Losing Sarah has separated him off from possibility, and that’s what he wants .

He did it. He was her husband, and it’s over now.

Now he’s done this.

I’m desperate to know what that means for him. What will become of him now? Will he go back to Bainbridge Island and rot away in his office while he writes books about other people? Characters he will never give a romance to, because obviously he wants to avoid the implications of romance. I’m worried, because I know about my own tendencies.

Yes, I came here. I revamped the motel, I did make friends. I also know I spent a long time keeping parts of myself locked away. I have too much in common with him not to worry about his isolation.

“Maybe I’ll travel the world,” he says.

I don’t believe him.

I can see that he doesn’t see anything magical in the world anymore. He is fixed. He doesn’t feel wonder. He is locked still in that old world, where all the joy has been leached out. Of course I selfishly want him to see a different possibility. A different future. Though, it’s more than that. He can be done. Done with love, as much as I wish that weren’t the case. I don’t want him to be done with life. With the world. With magic. I feel a small amount of hope because he’s had sex with me. That sounds silly. In reality, sex, the way we’re doing it, is just to feel good. Just to feel close. It’s alchemy between two bodies. I know there are cynical versions of that, but what we have isn’t cynical.

“Well, you’re done with this ,” I say. “I’m on track with my book again. We should go camping.”

“Camping?”

“Yes.”

“You have a dive-in movie.”

“Yes, I do, and any number of people can set it up for me. Let’s get out of here. Let’s get out of ... your head.”
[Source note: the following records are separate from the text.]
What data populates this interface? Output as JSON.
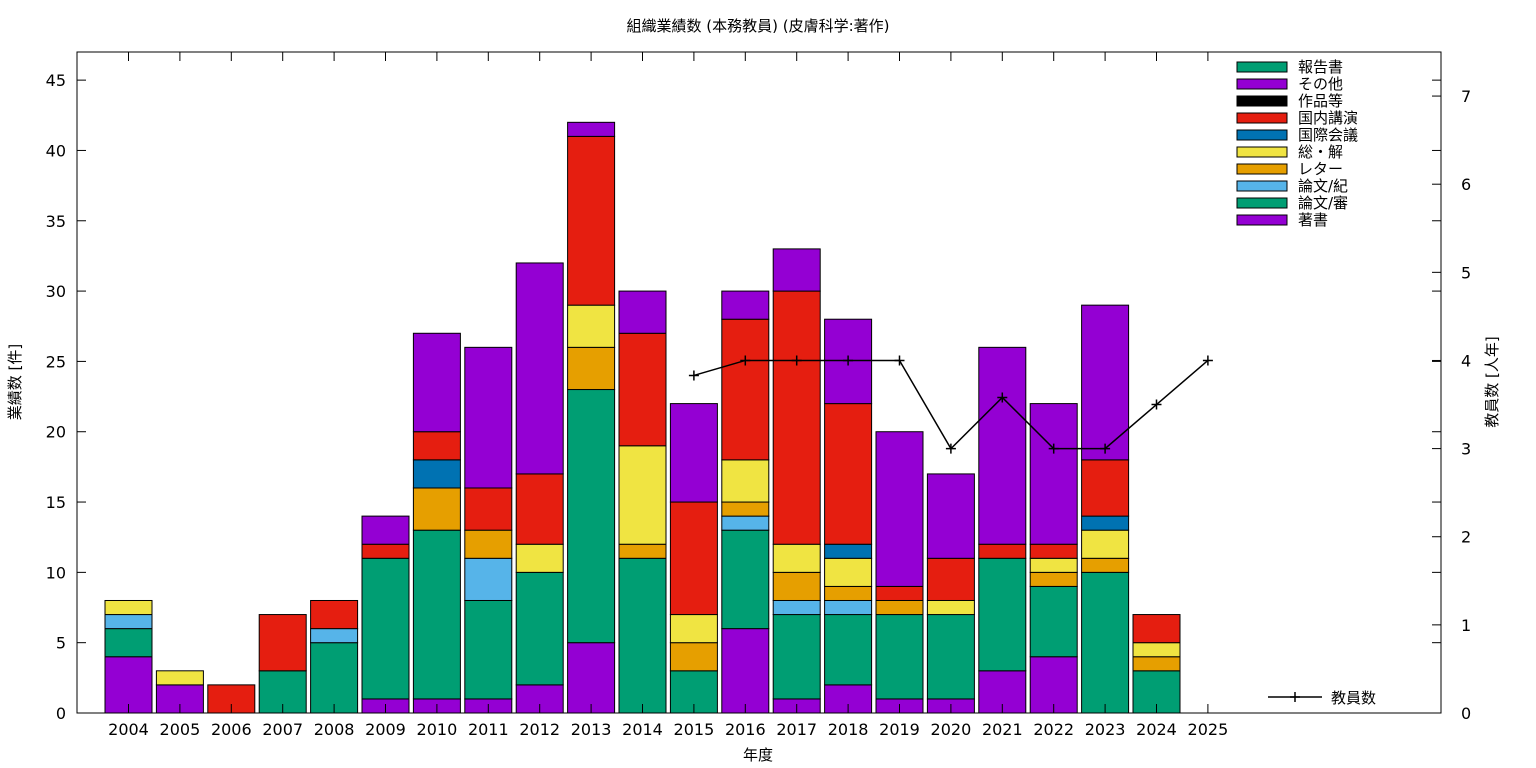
{
  "chart_data": {
    "type": "bar",
    "stacked": true,
    "title": "組織業績数 (本務教員) (皮膚科学:著作)",
    "xlabel": "年度",
    "ylabel": "業績数 [件]",
    "y2label": "教員数 [人年]",
    "ylim": [
      0,
      47
    ],
    "y2lim": [
      0,
      7.5
    ],
    "yticks": [
      0,
      5,
      10,
      15,
      20,
      25,
      30,
      35,
      40,
      45
    ],
    "y2ticks": [
      0,
      1,
      2,
      3,
      4,
      5,
      6,
      7
    ],
    "grid": false,
    "legend_position": "top-right",
    "categories": [
      "2004",
      "2005",
      "2006",
      "2007",
      "2008",
      "2009",
      "2010",
      "2011",
      "2012",
      "2013",
      "2014",
      "2015",
      "2016",
      "2017",
      "2018",
      "2019",
      "2020",
      "2021",
      "2022",
      "2023",
      "2024",
      "2025"
    ],
    "series": [
      {
        "name": "著書",
        "color": "#9400d3",
        "values": [
          4,
          2,
          0,
          0,
          0,
          1,
          1,
          1,
          2,
          5,
          0,
          0,
          6,
          1,
          2,
          1,
          1,
          3,
          4,
          0,
          0,
          0
        ]
      },
      {
        "name": "論文/審",
        "color": "#009e73",
        "values": [
          2,
          0,
          0,
          3,
          5,
          10,
          12,
          7,
          8,
          18,
          11,
          3,
          7,
          6,
          5,
          6,
          6,
          8,
          5,
          10,
          3,
          0
        ]
      },
      {
        "name": "論文/紀",
        "color": "#56b4e9",
        "values": [
          1,
          0,
          0,
          0,
          1,
          0,
          0,
          3,
          0,
          0,
          0,
          0,
          1,
          1,
          1,
          0,
          0,
          0,
          0,
          0,
          0,
          0
        ]
      },
      {
        "name": "レター",
        "color": "#e69f00",
        "values": [
          0,
          0,
          0,
          0,
          0,
          0,
          3,
          2,
          0,
          3,
          1,
          2,
          1,
          2,
          1,
          1,
          0,
          0,
          1,
          1,
          1,
          0
        ]
      },
      {
        "name": "総・解",
        "color": "#f0e442",
        "values": [
          1,
          1,
          0,
          0,
          0,
          0,
          0,
          0,
          2,
          3,
          7,
          2,
          3,
          2,
          2,
          0,
          1,
          0,
          1,
          2,
          1,
          0
        ]
      },
      {
        "name": "国際会議",
        "color": "#0072b2",
        "values": [
          0,
          0,
          0,
          0,
          0,
          0,
          2,
          0,
          0,
          0,
          0,
          0,
          0,
          0,
          1,
          0,
          0,
          0,
          0,
          1,
          0,
          0
        ]
      },
      {
        "name": "国内講演",
        "color": "#e51e10",
        "values": [
          0,
          0,
          2,
          4,
          2,
          1,
          2,
          3,
          5,
          12,
          8,
          8,
          10,
          18,
          10,
          1,
          3,
          1,
          1,
          4,
          2,
          0
        ]
      },
      {
        "name": "作品等",
        "color": "#000000",
        "values": [
          0,
          0,
          0,
          0,
          0,
          0,
          0,
          0,
          0,
          0,
          0,
          0,
          0,
          0,
          0,
          0,
          0,
          0,
          0,
          0,
          0,
          0
        ]
      },
      {
        "name": "その他",
        "color": "#9400d3",
        "values": [
          0,
          0,
          0,
          0,
          0,
          2,
          7,
          10,
          15,
          1,
          3,
          7,
          2,
          3,
          6,
          11,
          6,
          14,
          10,
          11,
          0,
          0
        ]
      },
      {
        "name": "報告書",
        "color": "#009e73",
        "values": [
          0,
          0,
          0,
          0,
          0,
          0,
          0,
          0,
          0,
          0,
          0,
          0,
          0,
          0,
          0,
          0,
          0,
          0,
          0,
          0,
          0,
          0
        ]
      }
    ],
    "line_series": {
      "name": "教員数",
      "color": "#000000",
      "x": [
        "2015",
        "2016",
        "2017",
        "2018",
        "2019",
        "2020",
        "2021",
        "2022",
        "2023",
        "2024",
        "2025"
      ],
      "values": [
        3.83,
        4,
        4,
        4,
        4,
        3,
        3.58,
        3,
        3,
        3.5,
        4
      ]
    },
    "legend_order": [
      "報告書",
      "その他",
      "作品等",
      "国内講演",
      "国際会議",
      "総・解",
      "レター",
      "論文/紀",
      "論文/審",
      "著書"
    ]
  }
}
I want him to feel some magic. I want to. I need it.

“You have camping gear?” he asks.

I laugh. “Believe it or not, I do.”

In the early days, there were renovations, and also, sometimes being contained in four walls felt too claustrophobic. Being alone with my thoughts without the feedback of birds or the sun or something other than the echo in my skull.

“Well, okay then. I can’t see a reason not to.”
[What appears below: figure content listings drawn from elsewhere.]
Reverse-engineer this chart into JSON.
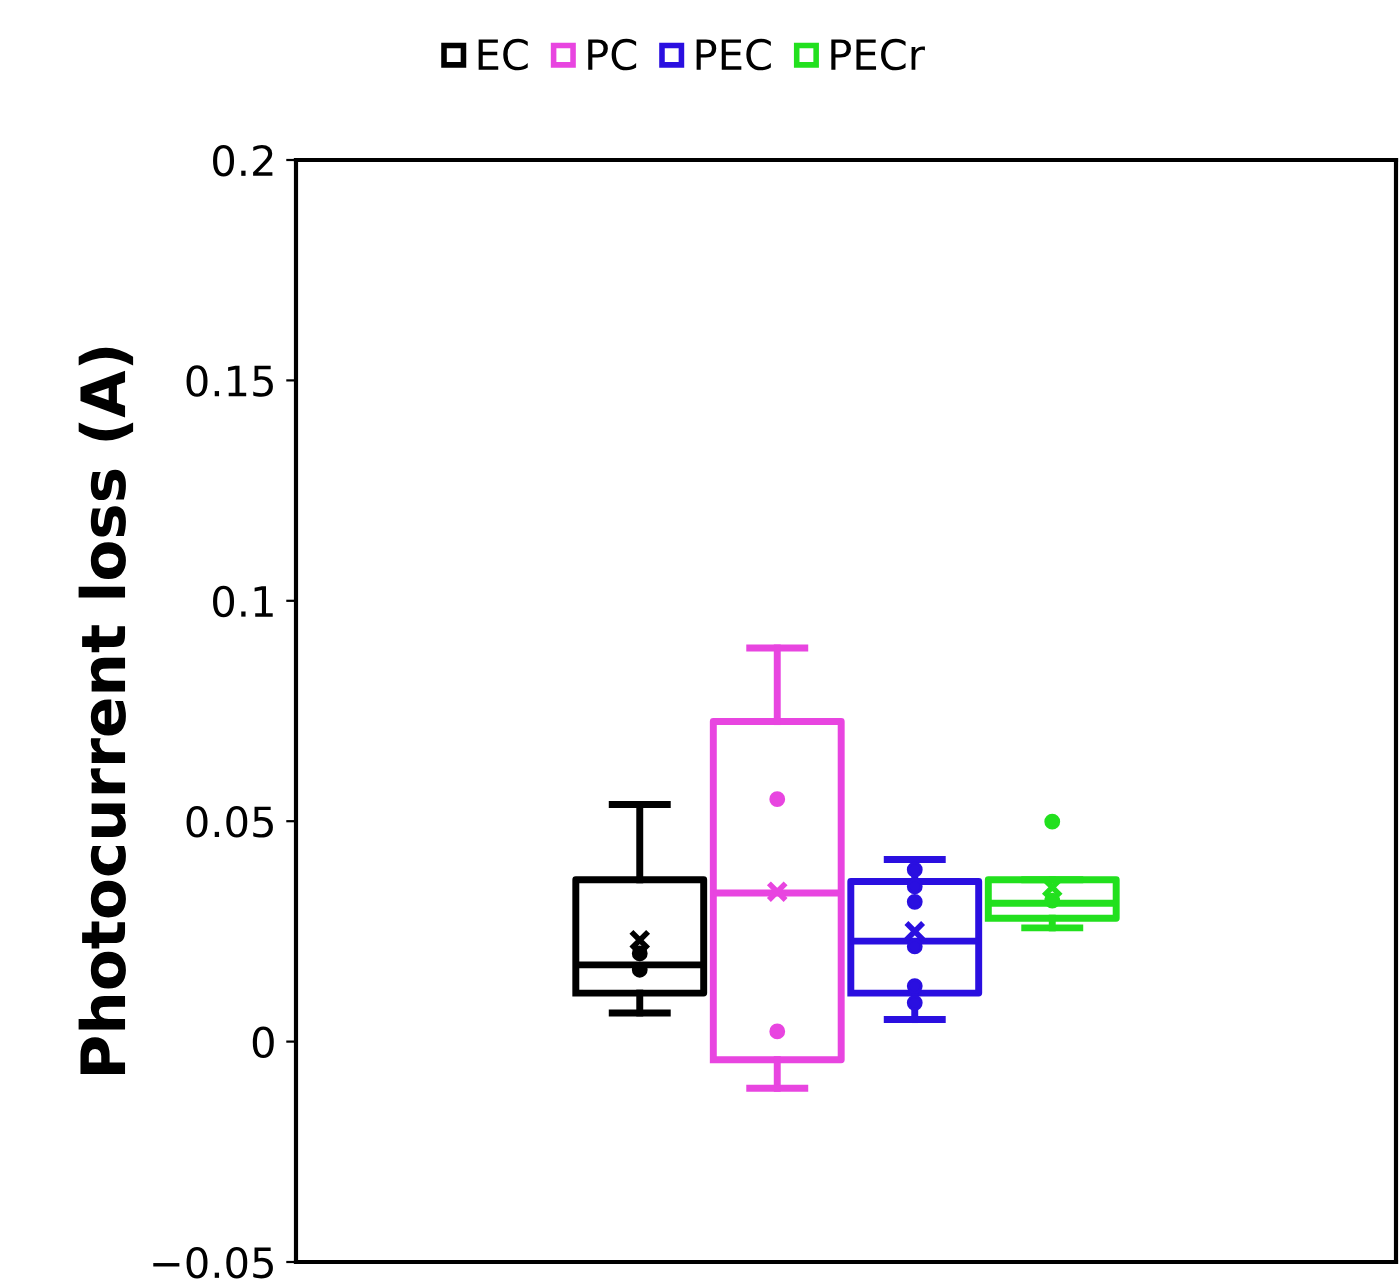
{
  "chart_data": {
    "type": "box",
    "ylabel": "Photocurrent loss (A)",
    "categories": [
      null,
      null,
      null,
      null,
      null,
      null,
      null,
      null
    ],
    "series": [
      {
        "name": "EC",
        "color": "#000000",
        "boxes": [
          null,
          null,
          {
            "low": 0.0065,
            "q1": 0.011,
            "median": 0.0174,
            "q3": 0.0367,
            "high": 0.0538,
            "mean": 0.023,
            "outliers": [
              0.02,
              0.0163
            ]
          },
          null,
          null,
          null,
          null,
          null
        ]
      },
      {
        "name": "PC",
        "color": "#e845e0",
        "boxes": [
          null,
          null,
          null,
          {
            "low": -0.0106,
            "q1": -0.0041,
            "median": 0.0337,
            "q3": 0.0726,
            "high": 0.0893,
            "mean": 0.034,
            "outliers": [
              0.055,
              0.0023
            ]
          },
          null,
          null,
          null,
          null
        ]
      },
      {
        "name": "PEC",
        "color": "#2a0fe0",
        "boxes": [
          null,
          null,
          null,
          null,
          {
            "low": 0.005,
            "q1": 0.011,
            "median": 0.0228,
            "q3": 0.0363,
            "high": 0.0413,
            "mean": 0.025,
            "outliers": [
              0.039,
              0.0352,
              0.0317,
              0.0216,
              0.0126,
              0.0088
            ]
          },
          null,
          null,
          null
        ]
      },
      {
        "name": "PECr",
        "color": "#22e01e",
        "boxes": [
          null,
          null,
          null,
          null,
          null,
          {
            "low": 0.0258,
            "q1": 0.028,
            "median": 0.0314,
            "q3": 0.0367,
            "high": 0.0367,
            "mean": 0.035,
            "outliers": [
              0.0499,
              0.032
            ]
          },
          null,
          null
        ]
      }
    ],
    "ylim": [
      -0.05,
      0.2
    ],
    "yticks": [
      {
        "value": -0.05,
        "label": "−0.05"
      },
      0,
      0.05,
      0.1,
      0.15,
      0.2
    ],
    "legend": "top",
    "grid": false
  }
}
I can’t tell if that means he wants to or not.

I get off the bed and move over to where he sits. I grab his face, and I stare into those green eyes. “Okay, but that’s not enough. I want you to come camping with me because I want you to see the sunset. Because I want you to see the stars. I want you to fuck me outside because that sounds amazing and I’ve never done that before. I want you to see that there are good things.” My breath hitches. “I want me to see that there are good things. It’s been a lot of pain for a long time. We deserve something.”

It’s on the verge of being a declaration, and he doesn’t pull away from me like I’m afraid he might. Instead, he hangs on to my wrist and looks back at me.

“Those are some pretty damn good reasons,” he says.

There’s a desperation there. I recognize him for what he is. A man who hit a blank page in his life. A man who doesn’t know what happens next. I can feel him almost reach out to me. I can tell what he’s thinking. The almost is good enough.

“We deserve a little treat,” I say.

He laughs at that. “Yeah. If anyone does.”

I savor this victory, small though it may be. I give thanks for these two empty days. Because apparently Nathan and I needed empty days more than I realized.

We’re both so good at filling time. With books and writing and, for me, the busyness of the motel.

Slowing down always felt too scary. Now I realize I was running from exactly what I needed.